Ukrainian President Volodymyr Zelensky said he would be willing to hold talks with Russia but rejected the Russian proposal for a meeting to be held in Belarus, a staging ground for Moscow's invasion of Ukraine.
“We’ve heard a lot of talk about a meeting between Ukraine and Russia that might end this war and bring the peace back to us. Quite often [Minsk] is mentioned as the place for these negotiations," Zelensky said in an address posted on the presidency website on Sunday morning.
"The location was not chosen by [Ukraine] nor by [Belarus]. It was chosen by the Russian leadership."

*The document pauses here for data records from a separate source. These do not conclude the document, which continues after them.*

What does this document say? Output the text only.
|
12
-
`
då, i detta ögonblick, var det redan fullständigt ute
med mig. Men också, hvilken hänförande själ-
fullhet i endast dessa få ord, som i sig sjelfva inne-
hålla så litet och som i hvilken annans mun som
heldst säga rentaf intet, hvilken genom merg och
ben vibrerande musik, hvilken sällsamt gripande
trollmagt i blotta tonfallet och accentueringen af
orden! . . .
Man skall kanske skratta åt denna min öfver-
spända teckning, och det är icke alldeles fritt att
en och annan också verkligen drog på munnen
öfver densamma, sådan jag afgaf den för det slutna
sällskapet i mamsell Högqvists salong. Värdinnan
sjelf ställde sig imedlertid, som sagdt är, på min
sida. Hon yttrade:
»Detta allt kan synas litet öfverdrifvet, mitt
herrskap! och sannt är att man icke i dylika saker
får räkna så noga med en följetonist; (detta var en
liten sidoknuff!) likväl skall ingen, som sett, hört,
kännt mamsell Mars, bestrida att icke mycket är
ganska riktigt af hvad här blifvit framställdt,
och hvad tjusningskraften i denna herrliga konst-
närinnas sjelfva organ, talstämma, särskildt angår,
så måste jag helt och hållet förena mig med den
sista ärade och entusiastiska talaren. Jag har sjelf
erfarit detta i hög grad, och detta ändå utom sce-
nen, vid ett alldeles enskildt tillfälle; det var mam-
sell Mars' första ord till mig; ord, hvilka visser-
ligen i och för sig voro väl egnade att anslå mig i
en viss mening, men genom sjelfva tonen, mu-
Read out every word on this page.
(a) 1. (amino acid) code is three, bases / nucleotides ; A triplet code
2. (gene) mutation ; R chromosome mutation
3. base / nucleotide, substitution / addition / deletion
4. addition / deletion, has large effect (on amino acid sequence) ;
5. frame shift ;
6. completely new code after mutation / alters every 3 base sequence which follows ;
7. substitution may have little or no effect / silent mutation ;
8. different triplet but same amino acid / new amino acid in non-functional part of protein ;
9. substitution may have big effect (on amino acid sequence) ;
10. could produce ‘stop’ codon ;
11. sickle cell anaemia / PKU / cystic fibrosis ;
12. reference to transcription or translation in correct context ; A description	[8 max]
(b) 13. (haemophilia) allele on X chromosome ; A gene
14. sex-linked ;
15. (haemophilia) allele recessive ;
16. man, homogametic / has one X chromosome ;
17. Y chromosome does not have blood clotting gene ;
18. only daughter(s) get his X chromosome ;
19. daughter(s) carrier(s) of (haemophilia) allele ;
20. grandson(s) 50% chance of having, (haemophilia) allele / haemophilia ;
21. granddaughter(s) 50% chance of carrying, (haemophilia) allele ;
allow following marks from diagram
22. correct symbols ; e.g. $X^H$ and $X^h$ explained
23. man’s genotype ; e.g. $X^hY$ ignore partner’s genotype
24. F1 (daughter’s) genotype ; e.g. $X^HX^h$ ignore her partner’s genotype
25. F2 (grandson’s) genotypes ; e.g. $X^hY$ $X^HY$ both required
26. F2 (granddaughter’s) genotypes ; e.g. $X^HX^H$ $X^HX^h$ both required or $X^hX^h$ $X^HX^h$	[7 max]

Belarus has played a key role in Russia's invasion of Ukraine. Russian troops invaded through the Belarus border with support from Belarus' government, according to Ukrainian officials. The Biden administration has sanctioned nine Belarusian defense firms for their support of the invasion.
Addressing Belarus directly, Zelensky said: “If there were no aggressive actions from your territory, we could talk in Minsk, your city. When you were neutral, we talked in Minsk. That’s why we’re not talking in Minsk now."
In 2015, Ukrainian and Russian officials met in the Belarus capital to draw up the Minsk Agreements, which included a fragile ceasefire in two areas of Ukraine taken over by pro-Russian separatists the year before.
"Of course we want peace and want to meet. We want to end the war. Warsaw, Bratislava, Istanbul and Baku were offered to Russia. Any other cities are fine with us as long as there are no missiles flying from this country,” Zelensky said.